The United States remains committed to fighting AIDS abroad and to redoubling efforts through the U.S. Global Health Initiative, President Barack Obama pledged in a video-link address at the conclusion of the 18th International AIDS Conference in Vienna. Obama's speech followed criticism from some advocates at the conference that his administration has failed to capitalize on momentum in tackling HIV/AIDS internationally.
In the address, the president acknowledged that the U.S. fiscal environment is a challenge in the wake of the global recession. However, Obama said his administration is focusing on comprehensive, sustainable, and effective approaches to handling HIV/AIDS.
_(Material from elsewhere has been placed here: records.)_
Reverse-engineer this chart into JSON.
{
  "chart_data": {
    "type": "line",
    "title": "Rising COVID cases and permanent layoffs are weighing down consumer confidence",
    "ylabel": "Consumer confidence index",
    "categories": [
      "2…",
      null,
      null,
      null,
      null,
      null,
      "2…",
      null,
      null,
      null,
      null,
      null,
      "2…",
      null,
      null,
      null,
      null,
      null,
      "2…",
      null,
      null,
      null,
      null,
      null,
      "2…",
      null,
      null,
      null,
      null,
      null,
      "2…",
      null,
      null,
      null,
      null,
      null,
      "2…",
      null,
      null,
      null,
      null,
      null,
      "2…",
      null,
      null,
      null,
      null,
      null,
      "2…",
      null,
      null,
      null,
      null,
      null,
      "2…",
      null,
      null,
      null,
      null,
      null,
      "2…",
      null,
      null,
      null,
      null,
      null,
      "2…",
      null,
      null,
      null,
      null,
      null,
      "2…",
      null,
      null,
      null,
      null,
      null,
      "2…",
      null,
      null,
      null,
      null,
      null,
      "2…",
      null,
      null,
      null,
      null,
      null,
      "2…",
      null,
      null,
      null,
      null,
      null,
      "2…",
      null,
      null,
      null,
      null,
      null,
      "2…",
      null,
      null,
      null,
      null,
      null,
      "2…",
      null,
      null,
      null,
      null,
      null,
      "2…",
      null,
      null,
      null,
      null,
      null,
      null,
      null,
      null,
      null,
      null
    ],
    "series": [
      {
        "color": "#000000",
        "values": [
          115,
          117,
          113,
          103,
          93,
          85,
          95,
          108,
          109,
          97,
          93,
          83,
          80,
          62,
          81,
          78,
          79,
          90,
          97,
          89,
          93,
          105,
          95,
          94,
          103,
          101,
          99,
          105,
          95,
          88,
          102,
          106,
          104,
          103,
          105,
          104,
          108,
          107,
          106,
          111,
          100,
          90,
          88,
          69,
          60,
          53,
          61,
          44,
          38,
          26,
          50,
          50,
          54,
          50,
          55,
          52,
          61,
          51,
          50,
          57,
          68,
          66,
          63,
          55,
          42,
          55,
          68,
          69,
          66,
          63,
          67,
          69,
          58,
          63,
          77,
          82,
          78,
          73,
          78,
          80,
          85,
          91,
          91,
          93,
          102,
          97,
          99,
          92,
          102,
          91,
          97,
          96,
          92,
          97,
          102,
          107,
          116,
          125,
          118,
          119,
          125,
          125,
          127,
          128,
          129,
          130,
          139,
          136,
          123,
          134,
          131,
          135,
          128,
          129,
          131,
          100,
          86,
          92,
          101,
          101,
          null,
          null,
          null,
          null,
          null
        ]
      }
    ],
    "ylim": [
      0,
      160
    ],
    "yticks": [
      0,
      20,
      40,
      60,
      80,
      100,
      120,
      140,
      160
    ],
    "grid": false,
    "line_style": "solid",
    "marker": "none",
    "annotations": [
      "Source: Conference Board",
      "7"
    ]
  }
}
Obama's $63 billion Global Health Initiative will address a range of diseases and focus on developing better health systems in poor nations. Nevertheless, some activists say the initiative will take funding away from HIV/AIDS programs including the Global Fund to Fight AIDS, TB and Malaria. The head of the Global Fund has said he worries about the prospect of securing the $20 billion needed to cover projects over the next three years.
A UNAIDS report released at the conference showed support from the wealthiest nations leveled out in 2009. That year, the G-8 wealthy nations, the European Commission and other government donors provided $7.6 billion for AIDS in developing nations, down from $7.7 billion in 2008, UNAIDS said.
Secretary of State Hillary Clinton, appearing on the video with Obama, said access to HIV/AIDS prevention, treatment and care should be "a universal, shared responsibility."